Murray: What do you suspect Pope Benedict hoped to achieve by referring to the discussion between the Byzantine Emperor and his Persian interlocutor? What is Pope Benedict's vision for dialogue with Muslims, and what are the merits of his vision?

Fr. Schall: This reference was very precise. It was bravely asked. It served to pose a question almost everyone is asking: "Can religion sanction violence?" By placing it in this historic context, during a period when Constantinople itself was under siege from Muslim forces, the Pope wanted to remind us that our current problem was not formulated in this manner for the first time in our tradition. It is one that has been asked again and again for over some twelve centuries.
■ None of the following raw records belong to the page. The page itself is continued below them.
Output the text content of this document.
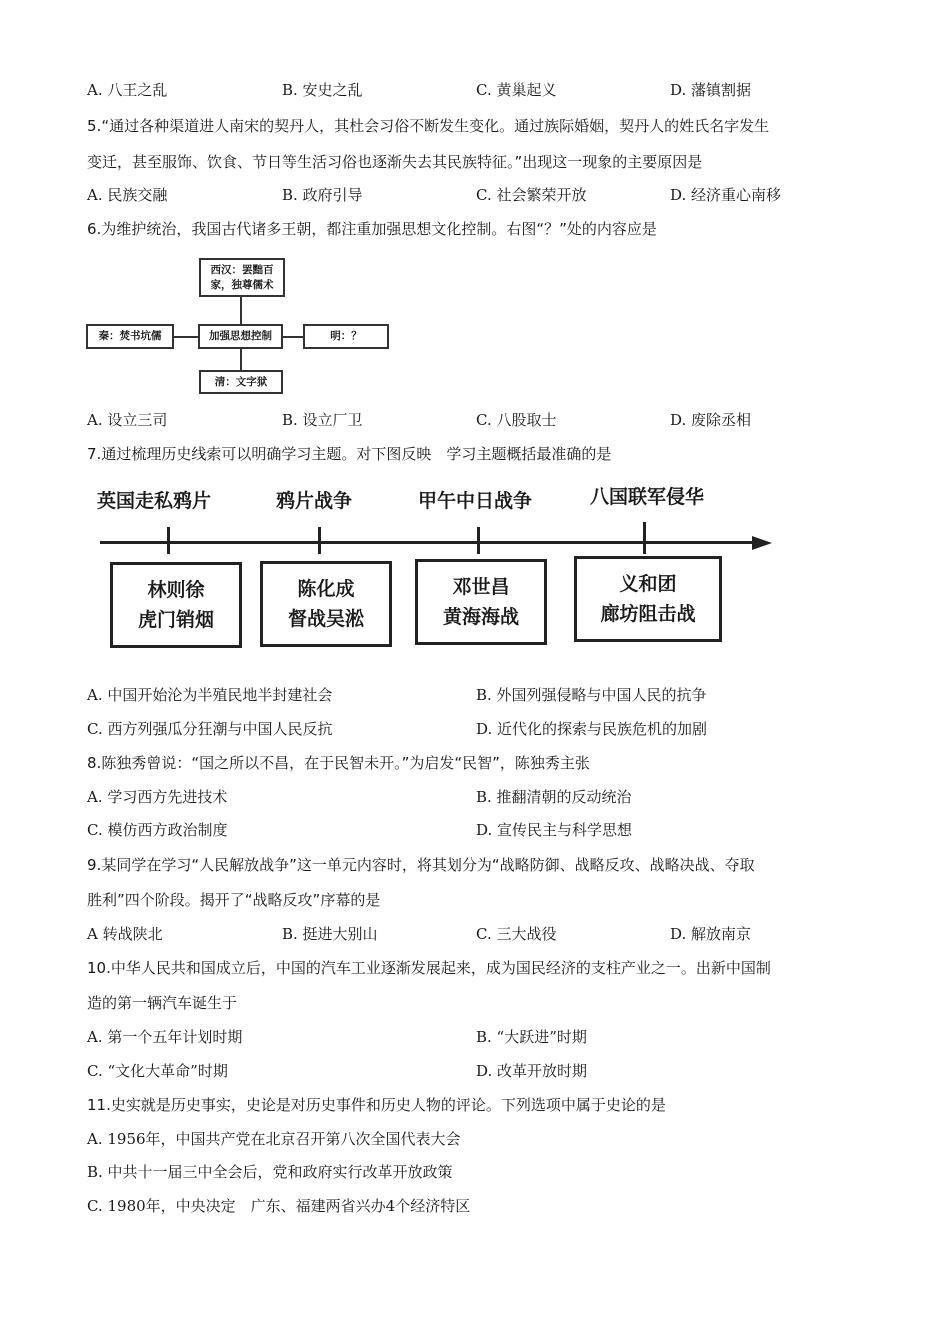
A. 八王之乱	B. 安史之乱	C. 黄巢起义	D. 藩镇割据
5.“通过各种渠道进人南宋的契丹人，其杜会习俗不断发生变化。通过族际婚姻，契丹人的姓氏名字发生
变迁，甚至服饰、饮食、节日等生活习俗也逐渐失去其民族特征。”出现这一现象的主要原因是
A. 民族交融	B. 政府引导	C. 社会繁荣开放	D. 经济重心南移
6.为维护统治，我国古代诸多王朝，都注重加强思想文化控制。右图“？”处的内容应是
西汉：罢黜百
家，独尊儒术
秦：焚书坑儒	加强思想控制	明：？
清：文字狱
A. 设立三司	B. 设立厂卫	C. 八股取士	D. 废除丞相
7.通过梳理历史线索可以明确学习主题。对下图反映　学习主题概括最准确的是
英国走私鸦片	鸦片战争	甲午中日战争	八国联军侵华
林则徐
虎门销烟
陈化成
督战吴淞
邓世昌
黄海海战
义和团
廊坊阻击战
A. 中国开始沦为半殖民地半封建社会	B. 外国列强侵略与中国人民的抗争
C. 西方列强瓜分狂潮与中国人民反抗	D. 近代化的探索与民族危机的加剧
8.陈独秀曾说：“国之所以不昌，在于民智未开。”为启发“民智”，陈独秀主张
A. 学习西方先进技术	B. 推翻清朝的反动统治
C. 模仿西方政治制度	D. 宣传民主与科学思想
9.某同学在学习“人民解放战争”这一单元内容时，将其划分为“战略防御、战略反攻、战略决战、夺取
胜利”四个阶段。揭开了“战略反攻”序幕的是
A 转战陕北	B. 挺进大别山	C. 三大战役	D. 解放南京
10.中华人民共和国成立后，中国的汽车工业逐渐发展起来，成为国民经济的支柱产业之一。出新中国制
造的第一辆汽车诞生于
A. 第一个五年计划时期	B. “大跃进”时期
C. “文化大革命”时期	D. 改革开放时期
11.史实就是历史事实，史论是对历史事件和历史人物的评论。下列选项中属于史论的是
A. 1956年，中国共产党在北京召开第八次全国代表大会
B. 中共十一届三中全会后，党和政府实行改革开放政策
C. 1980年，中央决定　广东、福建两省兴办4个经济特区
I think the Pope wanted to use a very simple method that we find in the Gorgias, namely, do not give us long and convoluted answers, but simply "Yes" or "No" to these basic questions: "Is violence legitimate to use to expand religion?" and "If not, do you oppose its use?"

Schall: Remember, the purpose of the Regensburg lecture was to pose the question in its most radical form: "Is it true that Islam holds violence to be a religious act to spread its faith?" Simply asking that question, especially in the light of history and contemporary events, is not a crime. If the answer is, "Islam does not hold this," the Pope would be delighted. We would all be delighted, except, presumably, those within Islam who hold this violence is legitimate. What Benedict wants to hear and why he so formulated the question in a Muslim context, was that negative answer was correct.
But if the answer is affirmative, as not a few Muslim thinkers and politicians, ancient and modern, have indeed thought and frankly told us so, then the Pope must speculate on what is the philosophic reason for this view? This is why he mentions the voluntarist intellectual tradition within Islam (and the West). This is one possible explanation of it. That is, if Allah is pure will and that will is not bound by anything but itself, there is no "reason" why it could not make wrong right and right wrong.